Por fim, gostaria de levantar o conhecimento de mais um pensador da antiguidade e conectar seus ensinamentos à política brasileira. O pensador em questão é Kautilya, indiano que viveu entre os séculos IV e III AC, e que formalizou vários dos pensamentos seguidos pelos Nandas e os Mauris. Ele afirmava que o governante, neste caso o Soberano, teria sempre qualidades pessoais intrínsecas, e estabeleceu que “governar é uma arte a ser estudada e aprendida na universidade”(p.46). Neste ponto ele se refere aos ministros e a outros servidores públicos que servem ao Soberano. Kautilya enfatizava a importância do “estudo e preparo específico” na preparação para integrar um governo, longe do ideal ocidental de que basta ser justo, ético e representativo para se tornar político (p.46). Agora, como isso se relaciona à política brasileira? São raros os políticos com qualquer formação relevante para tal emprego, que tenham conhecimento de Políticas Públicas, Economia, Direito ou, até, Administração.
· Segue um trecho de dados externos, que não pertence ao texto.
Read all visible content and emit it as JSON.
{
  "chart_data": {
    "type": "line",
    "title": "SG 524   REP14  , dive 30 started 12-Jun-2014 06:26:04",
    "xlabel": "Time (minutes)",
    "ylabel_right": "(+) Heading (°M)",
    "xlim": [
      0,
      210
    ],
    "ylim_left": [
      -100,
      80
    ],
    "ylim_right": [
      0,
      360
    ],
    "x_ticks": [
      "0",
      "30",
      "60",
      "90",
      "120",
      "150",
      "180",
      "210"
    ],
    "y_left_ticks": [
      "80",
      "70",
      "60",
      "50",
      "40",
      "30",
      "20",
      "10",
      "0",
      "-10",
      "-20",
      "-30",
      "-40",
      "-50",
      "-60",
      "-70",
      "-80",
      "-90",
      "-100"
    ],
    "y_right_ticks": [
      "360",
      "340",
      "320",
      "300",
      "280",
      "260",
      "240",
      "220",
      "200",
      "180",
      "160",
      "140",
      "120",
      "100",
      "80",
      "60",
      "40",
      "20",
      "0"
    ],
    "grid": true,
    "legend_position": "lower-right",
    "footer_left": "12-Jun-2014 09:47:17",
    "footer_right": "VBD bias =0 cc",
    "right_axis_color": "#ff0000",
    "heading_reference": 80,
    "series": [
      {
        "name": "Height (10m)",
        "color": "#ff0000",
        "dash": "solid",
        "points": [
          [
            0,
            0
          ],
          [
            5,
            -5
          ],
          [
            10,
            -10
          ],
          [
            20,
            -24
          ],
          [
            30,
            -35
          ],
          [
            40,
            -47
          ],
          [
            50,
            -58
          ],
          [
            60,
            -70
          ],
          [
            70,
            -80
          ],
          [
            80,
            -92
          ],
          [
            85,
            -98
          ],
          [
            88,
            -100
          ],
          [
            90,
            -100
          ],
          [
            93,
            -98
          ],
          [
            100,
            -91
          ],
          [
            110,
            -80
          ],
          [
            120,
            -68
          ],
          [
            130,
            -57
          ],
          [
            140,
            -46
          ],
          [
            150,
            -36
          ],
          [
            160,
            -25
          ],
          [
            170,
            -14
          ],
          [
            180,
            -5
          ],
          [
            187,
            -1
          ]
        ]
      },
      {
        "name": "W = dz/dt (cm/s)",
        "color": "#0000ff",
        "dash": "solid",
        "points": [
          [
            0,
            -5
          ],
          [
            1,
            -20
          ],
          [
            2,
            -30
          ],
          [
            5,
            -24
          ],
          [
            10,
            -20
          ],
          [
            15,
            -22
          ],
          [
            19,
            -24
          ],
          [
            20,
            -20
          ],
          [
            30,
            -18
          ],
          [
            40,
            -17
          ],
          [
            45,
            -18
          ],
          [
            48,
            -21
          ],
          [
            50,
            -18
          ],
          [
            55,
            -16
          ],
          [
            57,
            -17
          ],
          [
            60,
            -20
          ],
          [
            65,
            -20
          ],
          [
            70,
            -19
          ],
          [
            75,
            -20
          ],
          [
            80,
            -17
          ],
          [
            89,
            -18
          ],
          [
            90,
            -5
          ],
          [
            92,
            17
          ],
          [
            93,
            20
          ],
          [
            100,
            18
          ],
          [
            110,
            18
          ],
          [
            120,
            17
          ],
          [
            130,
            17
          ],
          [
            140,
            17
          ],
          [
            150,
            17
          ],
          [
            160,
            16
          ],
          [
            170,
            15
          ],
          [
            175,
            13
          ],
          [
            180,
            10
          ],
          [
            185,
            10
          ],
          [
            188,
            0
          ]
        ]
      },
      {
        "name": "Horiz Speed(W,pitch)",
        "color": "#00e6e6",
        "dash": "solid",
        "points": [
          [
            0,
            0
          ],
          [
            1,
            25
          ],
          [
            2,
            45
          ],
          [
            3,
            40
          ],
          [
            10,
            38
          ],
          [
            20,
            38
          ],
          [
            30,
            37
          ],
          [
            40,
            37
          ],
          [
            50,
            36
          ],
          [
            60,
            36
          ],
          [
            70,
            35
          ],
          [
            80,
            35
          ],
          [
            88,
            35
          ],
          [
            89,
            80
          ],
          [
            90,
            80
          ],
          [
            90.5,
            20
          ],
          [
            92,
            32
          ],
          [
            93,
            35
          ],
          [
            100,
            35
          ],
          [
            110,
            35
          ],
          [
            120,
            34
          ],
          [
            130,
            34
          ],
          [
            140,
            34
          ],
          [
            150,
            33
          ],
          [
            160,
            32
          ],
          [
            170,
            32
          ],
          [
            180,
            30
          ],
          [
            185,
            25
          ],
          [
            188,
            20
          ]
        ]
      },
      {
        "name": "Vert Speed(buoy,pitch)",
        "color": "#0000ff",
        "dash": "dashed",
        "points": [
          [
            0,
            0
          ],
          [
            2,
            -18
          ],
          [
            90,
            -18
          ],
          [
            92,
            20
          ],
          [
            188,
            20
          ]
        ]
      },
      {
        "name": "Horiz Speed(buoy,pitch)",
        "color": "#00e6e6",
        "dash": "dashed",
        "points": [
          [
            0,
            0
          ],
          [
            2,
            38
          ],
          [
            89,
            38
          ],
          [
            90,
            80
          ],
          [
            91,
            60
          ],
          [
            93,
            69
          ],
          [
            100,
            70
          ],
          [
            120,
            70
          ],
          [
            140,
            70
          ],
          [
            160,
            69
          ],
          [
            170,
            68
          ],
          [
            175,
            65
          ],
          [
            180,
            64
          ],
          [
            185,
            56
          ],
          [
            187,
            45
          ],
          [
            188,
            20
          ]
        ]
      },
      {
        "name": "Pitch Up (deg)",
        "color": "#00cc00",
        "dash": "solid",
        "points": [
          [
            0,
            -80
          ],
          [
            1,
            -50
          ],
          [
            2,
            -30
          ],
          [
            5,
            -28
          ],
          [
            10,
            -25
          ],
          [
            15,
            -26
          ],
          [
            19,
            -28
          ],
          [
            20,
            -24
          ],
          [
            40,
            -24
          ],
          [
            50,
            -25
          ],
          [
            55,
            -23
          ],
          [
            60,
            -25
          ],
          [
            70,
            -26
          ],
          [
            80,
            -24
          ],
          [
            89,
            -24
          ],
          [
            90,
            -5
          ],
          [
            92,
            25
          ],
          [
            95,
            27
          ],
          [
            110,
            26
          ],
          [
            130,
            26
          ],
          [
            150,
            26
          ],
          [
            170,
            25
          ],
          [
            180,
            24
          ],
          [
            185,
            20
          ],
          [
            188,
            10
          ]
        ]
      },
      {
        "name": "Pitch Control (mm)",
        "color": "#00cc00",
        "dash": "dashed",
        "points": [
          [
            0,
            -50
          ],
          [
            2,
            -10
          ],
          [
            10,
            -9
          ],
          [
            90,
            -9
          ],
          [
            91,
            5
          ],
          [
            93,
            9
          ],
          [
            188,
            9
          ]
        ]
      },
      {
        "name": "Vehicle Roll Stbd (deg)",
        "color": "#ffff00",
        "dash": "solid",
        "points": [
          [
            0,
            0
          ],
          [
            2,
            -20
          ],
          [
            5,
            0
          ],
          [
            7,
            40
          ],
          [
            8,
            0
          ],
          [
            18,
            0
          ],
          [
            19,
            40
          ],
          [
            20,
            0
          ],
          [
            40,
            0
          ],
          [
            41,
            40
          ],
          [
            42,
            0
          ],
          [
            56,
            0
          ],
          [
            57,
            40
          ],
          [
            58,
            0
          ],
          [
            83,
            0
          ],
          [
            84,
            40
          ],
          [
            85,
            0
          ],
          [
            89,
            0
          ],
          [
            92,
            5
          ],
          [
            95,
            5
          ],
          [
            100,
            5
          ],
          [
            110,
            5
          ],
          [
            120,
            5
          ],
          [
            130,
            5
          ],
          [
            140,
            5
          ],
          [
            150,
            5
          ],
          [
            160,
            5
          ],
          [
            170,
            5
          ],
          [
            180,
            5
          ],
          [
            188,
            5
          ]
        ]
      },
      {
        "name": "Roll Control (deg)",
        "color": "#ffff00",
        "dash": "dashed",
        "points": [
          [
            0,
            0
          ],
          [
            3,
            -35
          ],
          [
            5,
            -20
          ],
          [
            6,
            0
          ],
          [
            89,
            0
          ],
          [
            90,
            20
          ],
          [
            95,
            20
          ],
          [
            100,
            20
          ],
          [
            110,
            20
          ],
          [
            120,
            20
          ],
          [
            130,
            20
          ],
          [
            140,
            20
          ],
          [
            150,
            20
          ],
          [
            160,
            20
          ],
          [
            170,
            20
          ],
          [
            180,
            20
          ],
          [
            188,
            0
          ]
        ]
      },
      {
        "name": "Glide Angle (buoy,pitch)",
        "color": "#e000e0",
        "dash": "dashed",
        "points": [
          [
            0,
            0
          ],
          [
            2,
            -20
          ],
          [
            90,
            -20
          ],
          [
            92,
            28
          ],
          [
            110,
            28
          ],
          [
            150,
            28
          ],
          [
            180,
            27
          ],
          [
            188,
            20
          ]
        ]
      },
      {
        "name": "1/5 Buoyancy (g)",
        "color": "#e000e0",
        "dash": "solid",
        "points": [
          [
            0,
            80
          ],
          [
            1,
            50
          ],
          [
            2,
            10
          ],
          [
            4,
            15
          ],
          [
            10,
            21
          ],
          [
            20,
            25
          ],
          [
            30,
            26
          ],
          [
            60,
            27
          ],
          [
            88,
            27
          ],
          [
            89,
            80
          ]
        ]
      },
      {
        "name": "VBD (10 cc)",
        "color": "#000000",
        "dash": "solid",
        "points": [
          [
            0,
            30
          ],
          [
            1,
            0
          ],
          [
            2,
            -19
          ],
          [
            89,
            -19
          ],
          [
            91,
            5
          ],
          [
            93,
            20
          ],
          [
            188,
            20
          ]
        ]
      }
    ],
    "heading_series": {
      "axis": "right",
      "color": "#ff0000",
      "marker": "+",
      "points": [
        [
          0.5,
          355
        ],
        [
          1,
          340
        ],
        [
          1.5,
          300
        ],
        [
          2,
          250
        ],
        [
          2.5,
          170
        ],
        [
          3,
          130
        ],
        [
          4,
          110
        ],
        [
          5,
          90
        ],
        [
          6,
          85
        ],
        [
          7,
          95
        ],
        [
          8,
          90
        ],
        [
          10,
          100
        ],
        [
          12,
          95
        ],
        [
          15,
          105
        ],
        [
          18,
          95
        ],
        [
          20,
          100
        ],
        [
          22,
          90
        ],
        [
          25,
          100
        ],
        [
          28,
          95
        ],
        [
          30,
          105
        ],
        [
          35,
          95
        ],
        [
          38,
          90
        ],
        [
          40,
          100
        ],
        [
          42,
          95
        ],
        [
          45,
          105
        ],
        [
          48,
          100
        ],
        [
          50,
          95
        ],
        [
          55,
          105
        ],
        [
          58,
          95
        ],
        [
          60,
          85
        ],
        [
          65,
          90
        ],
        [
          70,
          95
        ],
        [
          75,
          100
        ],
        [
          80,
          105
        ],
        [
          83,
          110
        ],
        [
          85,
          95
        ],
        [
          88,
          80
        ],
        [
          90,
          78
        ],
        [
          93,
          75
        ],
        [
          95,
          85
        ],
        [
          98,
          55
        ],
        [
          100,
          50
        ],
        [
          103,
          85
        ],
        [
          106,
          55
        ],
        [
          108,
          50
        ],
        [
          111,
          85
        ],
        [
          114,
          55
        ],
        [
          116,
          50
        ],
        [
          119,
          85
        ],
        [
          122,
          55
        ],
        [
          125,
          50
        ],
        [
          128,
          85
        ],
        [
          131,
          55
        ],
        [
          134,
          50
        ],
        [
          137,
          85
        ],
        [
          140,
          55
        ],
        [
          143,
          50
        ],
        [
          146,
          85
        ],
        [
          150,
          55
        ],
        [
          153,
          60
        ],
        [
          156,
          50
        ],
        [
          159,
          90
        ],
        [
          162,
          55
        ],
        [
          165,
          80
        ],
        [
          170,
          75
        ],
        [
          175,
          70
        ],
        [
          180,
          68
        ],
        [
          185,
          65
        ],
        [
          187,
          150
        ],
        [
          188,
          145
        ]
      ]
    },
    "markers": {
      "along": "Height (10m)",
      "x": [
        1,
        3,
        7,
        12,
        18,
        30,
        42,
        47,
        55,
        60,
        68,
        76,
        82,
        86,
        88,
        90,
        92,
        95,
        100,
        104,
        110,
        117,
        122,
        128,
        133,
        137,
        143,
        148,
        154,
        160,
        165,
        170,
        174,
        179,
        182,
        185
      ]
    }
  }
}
Essa falta de preparo leva a pouca sabedoria quando se trata de assuntos como orçamento, legislação, ou restrições governamentais, e contribui para a falta de liderança que vemos no nosso cotidiano político. 

Política é algo muito complicado e que cada sociedade molda a seu bel-prazer com o objetivo de satisfazer suas necessidades como comunidades. Não devemos julgar um sistema ou uma ideologia sem antes conhecer sua origem e o contexto para tal formação, até porque vemos como sistemas diferentes conseguem enfrentar obstáculos distintos com melhor ou pior êxito. A formação política ‘correta’, do ponto de vista de Alquéres, e meu, é aquela que traz prosperidade e progresso, que mantém o equilíbrio entres os governantes e governados, com alto nível de tolerância.